OK it sounds to me like that logger could be a UserActivityLogger, in which case I would initialise that with a SessionContext object, which is basically a wrapper around session-scope access.
That means you don’t have bare scope access going on (almost always poor practice), the DAO/service doesn’t need to unnecessarily know about user stuff; and the one object that does need to know about user stuff has the relevant data encapsulated, right where it needs it.
I would not use a global variable (which is basically what the request scope is) as a “scratchpad”. That is pretty bad separation of concerns / weak/uncontrolled design. I’d also never access the request scope directly; if an object needed to know about something about the current request, I’d give it a RequestContext object (wraps the request scope).
Oh I also don’t think it’s the job of a save method (or even the service that method is in) to know about how to get the logger it needs to use. I would - as I mentioned above - initialise the service with the logger it should be using. That’s an app-initialisation concern, not the job of the logic within a given service object.

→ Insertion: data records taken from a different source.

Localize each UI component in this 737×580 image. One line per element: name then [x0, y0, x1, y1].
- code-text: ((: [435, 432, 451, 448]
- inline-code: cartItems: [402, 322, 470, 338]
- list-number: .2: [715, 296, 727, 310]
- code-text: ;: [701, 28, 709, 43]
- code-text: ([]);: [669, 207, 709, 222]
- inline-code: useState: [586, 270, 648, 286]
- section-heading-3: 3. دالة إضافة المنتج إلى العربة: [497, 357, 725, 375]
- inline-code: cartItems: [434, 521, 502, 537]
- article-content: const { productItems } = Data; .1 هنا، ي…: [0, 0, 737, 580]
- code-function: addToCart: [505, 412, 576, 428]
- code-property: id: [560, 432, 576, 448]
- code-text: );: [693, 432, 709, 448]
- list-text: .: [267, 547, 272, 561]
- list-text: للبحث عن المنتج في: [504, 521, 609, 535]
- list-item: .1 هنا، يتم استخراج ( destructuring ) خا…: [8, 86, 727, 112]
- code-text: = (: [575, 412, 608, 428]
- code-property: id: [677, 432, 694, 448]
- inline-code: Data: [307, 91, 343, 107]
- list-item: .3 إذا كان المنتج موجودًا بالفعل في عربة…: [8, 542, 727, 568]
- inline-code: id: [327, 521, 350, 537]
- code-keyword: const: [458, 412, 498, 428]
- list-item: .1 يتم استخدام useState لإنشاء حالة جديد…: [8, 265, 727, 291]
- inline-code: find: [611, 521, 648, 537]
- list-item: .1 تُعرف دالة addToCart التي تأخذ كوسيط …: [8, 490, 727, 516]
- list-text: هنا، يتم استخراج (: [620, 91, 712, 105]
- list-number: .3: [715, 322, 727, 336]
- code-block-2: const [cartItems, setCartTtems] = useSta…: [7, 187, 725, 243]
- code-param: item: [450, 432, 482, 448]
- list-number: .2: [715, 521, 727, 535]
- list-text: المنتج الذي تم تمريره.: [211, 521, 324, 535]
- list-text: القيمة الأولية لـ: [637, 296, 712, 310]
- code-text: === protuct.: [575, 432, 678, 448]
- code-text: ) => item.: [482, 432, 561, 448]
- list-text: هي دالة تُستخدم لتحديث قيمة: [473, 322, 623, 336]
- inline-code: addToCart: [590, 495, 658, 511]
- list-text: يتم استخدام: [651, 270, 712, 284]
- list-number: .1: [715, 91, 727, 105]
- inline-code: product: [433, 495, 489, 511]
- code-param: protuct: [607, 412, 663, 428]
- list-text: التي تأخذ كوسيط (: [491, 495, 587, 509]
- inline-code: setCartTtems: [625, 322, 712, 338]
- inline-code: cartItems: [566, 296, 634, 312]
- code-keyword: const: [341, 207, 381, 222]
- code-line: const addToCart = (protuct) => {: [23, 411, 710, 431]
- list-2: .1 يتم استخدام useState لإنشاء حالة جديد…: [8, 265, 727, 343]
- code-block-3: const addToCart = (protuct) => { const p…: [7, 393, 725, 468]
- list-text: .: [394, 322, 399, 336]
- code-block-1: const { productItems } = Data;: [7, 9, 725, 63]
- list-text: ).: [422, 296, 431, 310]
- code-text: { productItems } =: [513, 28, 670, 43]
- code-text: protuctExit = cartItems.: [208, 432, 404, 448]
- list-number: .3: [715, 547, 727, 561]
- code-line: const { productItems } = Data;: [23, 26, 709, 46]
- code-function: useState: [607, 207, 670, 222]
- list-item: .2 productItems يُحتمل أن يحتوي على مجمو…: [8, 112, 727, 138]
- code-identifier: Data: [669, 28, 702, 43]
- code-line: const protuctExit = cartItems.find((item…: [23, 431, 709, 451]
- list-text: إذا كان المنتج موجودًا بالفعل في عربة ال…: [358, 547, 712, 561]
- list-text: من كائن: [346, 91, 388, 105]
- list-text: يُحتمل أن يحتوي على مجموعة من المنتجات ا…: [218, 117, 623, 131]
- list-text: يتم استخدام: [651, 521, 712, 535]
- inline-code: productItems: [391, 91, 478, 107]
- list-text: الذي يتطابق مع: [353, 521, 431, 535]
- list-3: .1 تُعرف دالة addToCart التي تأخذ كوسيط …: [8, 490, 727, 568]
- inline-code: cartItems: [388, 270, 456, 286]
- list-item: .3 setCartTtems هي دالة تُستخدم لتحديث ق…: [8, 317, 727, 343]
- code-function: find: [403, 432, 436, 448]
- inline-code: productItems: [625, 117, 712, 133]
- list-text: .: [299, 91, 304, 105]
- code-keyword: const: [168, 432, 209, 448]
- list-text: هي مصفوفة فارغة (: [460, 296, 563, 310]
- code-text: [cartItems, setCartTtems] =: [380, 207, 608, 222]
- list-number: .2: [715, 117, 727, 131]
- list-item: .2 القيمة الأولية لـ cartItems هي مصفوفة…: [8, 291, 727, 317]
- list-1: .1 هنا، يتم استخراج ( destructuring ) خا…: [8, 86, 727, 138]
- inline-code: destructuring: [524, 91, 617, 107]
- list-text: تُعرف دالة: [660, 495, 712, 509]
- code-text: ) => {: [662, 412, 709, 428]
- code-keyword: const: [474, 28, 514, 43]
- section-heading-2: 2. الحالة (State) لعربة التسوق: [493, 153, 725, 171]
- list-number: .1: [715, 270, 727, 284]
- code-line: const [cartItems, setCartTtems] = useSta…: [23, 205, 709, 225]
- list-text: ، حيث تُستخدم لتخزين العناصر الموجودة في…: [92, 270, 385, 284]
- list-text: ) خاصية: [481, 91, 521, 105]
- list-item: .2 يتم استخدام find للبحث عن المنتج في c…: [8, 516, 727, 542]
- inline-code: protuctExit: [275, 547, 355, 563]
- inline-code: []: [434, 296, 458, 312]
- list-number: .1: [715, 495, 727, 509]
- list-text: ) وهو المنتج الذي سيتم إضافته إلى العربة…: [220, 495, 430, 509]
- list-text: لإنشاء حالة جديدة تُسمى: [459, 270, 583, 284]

And another thought. The methods that wrap CFML constructs that hit external services (eg: <cfquery>) should do nothing other than call the external services and return the response. Put all other logic (including your logging) in the method that calls the external service wrapper method.
In my DAOs I have zero logic other than receiving (prepared) values from the app, passing them to the external service (eg: <cfquery>), and returning the result.
The calling code works the data (both input and output).
Avoid using global (“god”) variables
You are indeed right to be wary of session-scoped or request-scoped variables. Such global (“god”) variables increase coupling. You should, whenever you can, either avoid using them or justify why you do. This is not just fancy object-orientation talk. Reducing coupling affects the bottom dollar. Coupling makes your code more difficult to maintain or to extend in the long run. Research has shown that maintenance accounts for more than half the lifetime costs of software.
Apply the Law of Demeter (LoD)
LoD suggests that components should only know about their closest neighbours. In your particular use-case, LoD suggests that myProductController may know about Me (CurrentUser) and about myProductService. But myProductService and myProductDAO may not know about Me.
in other words, LoD suggests that you should avoid what, in effect, amounts to the following construction:
ProductController.save() saves my product along with my unique productId and currentUserId:
(the ProductController is therefore best placed to save/log the CurrentUser)
ProductBean=ProductService.getProduct(productId), ProductService.save(productBeanId) saves productBean along with unique productBeanId.
ProductDAO.get(productBeanId), ProductDAO.save(productBeanId) saves productBean along with unique productBeanId.
(the ProductBean identified by productBeanId - and not the CurrentUser - is the one who did the action in the DAO).